I mean, as Americans, we probably should hang onto at least a few of the old favorites — the Statue of Liberty, the Lincoln Memorial and at least some rockwork dedicated to George Washington. But face it, there are statues dedicated to everyone in this country with the possible exceptions of Larry, Curly and Moe. You can bet if those guys were alive today, they would be seen on the evening news trying in their inimitable way to destroy statues of Einstein or Madame Curie.

That our monuments have managed to get themselves on the wrong side of history is a testament to the power of TV combined with modern political correctness. I mean they are only rocks or pieces of metal, but they do pack a symbolic wallop that some folks just can’t tolerate. And their destruction certainly makes for attention getting video. When these proper thinking people first started destroying statues, especially those depicting southern slave owners, most of the democracy seemed to be okay with it.

Then someone, probably a southerner, had to ask someone, probably a northerner, the inevitable question, “What if your ancestors were being painted almost solely as buyers and sellers of human misery?”
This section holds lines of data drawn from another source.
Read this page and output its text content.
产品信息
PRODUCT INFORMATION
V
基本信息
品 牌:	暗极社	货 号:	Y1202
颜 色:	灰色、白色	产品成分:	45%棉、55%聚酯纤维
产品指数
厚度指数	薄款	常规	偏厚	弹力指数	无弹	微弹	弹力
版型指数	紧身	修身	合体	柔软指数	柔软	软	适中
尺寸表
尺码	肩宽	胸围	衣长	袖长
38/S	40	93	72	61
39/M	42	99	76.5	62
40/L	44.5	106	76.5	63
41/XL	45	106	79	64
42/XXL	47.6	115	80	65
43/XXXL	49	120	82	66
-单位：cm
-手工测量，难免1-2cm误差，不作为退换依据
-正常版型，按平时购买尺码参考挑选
That question, or the meatiest part of it, should have been answered more than a century and a half ago. Instead at that war’s end we were left stuck with pretty much the same old attitudes (minus the physical slavery) about skin color, innocence, guilt and the in-between. Tearing down statues of people we would disagree with is probably not much of an answer, but face it, denying history is always deeply gratifying.

As a child I knew that slavery was indeed wrong and that I, as a descendent of slave owners, should probably just keep my mouth shut. And for the most part I did, despite the confusing fact that in my South Texas grade schooling I was taught to revile slavery and at the same time revere Robert E. Lee. Hypocrisy was not a big problem in the Lone Star State back then. And, I had heard somewhere that in ancient days the ability to hold and believe in opposing doctrines was the sign of an advanced mind. I felt vindicated. Go figure.

So should we destroy sculpture and other art works because the people depicted in them held views we now disapprove of? I don’t think so. That is unless we really won’t mind if someday our revered ideals and leaders (think civil rights, JFK, MLK) somehow get bumped off their pedestals.